The heart of Engine building is realising you are not a money making machine. You are a person. For the entire time people have been around, an air of desperation has hung over us. Wolves at the door. Hunger. A fight for survival. It is not necessary to fight. There is an alternative path.
There is also no magic want to wave. Fortuna doesn't bestow us with the same gifts and challenges, but don't let Fortuna decide. The immigrants who fled to the new world of America from the religious wars, famines, controlling monarchs, ideological clashes, and hierarchical classes set off to take control of their own lives.
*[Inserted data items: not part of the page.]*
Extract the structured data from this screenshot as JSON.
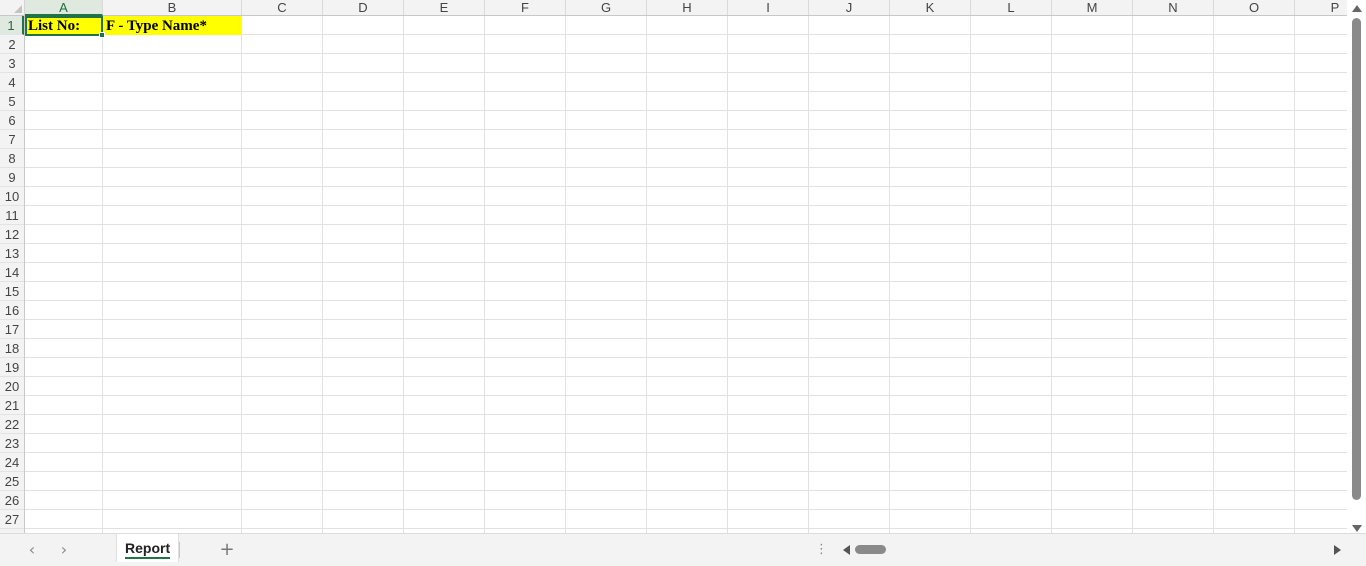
{
  "sheet": {
    "columns": [
      "A",
      "B",
      "C",
      "D",
      "E",
      "F",
      "G",
      "H",
      "I",
      "J",
      "K",
      "L",
      "M",
      "N",
      "O",
      "P"
    ],
    "rows": [
      "1",
      "2",
      "3",
      "4",
      "5",
      "6",
      "7",
      "8",
      "9",
      "10",
      "11",
      "12",
      "13",
      "14",
      "15",
      "16",
      "17",
      "18",
      "19",
      "20",
      "21",
      "22",
      "23",
      "24",
      "25",
      "26",
      "27"
    ],
    "selected_cell": "A1",
    "cells": {
      "a1": "List No:",
      "b1": "F -   Type Name*"
    },
    "highlight_color": "#ffff00",
    "accent_color": "#217346"
  },
  "tabs": {
    "active": "Report",
    "add_label": "+"
  },
  "nav": {
    "prev": "‹",
    "next": "›",
    "dots": "⋮"
  }
}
With the weight of the world on your shoulders, you provide or die trying. An Engine isn't about you. It isn't about trying. It is separate from you. You are not your job. Building an Engine means you are also not your salary. You cease to be defined by your 'capacity to provide'. Your capacity to 'man up'.
Capitalism carries all sorts of other negative connotations, but a very strong positive one is the capacity to emancipate labour. To break the tie between who we are and what we are paid to do. Francois the Blacksmith. Lynne the Washerwoman. Sindile the Midwife. Brett the Fisherman. Graeme the Fortuneteller. Ruth the Moneylender. Matthew the Chickenseller. Of course, we may still choose a craft that gives us pleasure. In fact we may turn back to things that give us pleasure, but don't pay very well.
Obviously, we are under multiple pressures from multiple directions. The big ticket ones are Housing, Education, and Health. Then there is the amplifier. Kids. Those three guns to our head often make us feel like there is nothing spare to start hiring rather than spending our money. We can't put our money to work, because it gets fired/spent the second it enters the bank account.
So start. Engines start life as Buffers. Enough to handle the bumps and dips. Enough to lift your eyes to the horizon. Like those first immigrants who arrived in America working long hours in really difficult conditions. Maybe conditions were slightly better for their children. Maybe their grandchildren became professionals. Maybe their great-grandchildren became entrepreneurs. Maybe Fortuna smiled on those entrepreneurs. Maybe she sent them back to work.
The reality is one lifetime is incredibly short. Real wealth is built across generations. Real wealth is built by communities rather than individuals.
But at some point, someone, somewhere, starts. You can be that someone.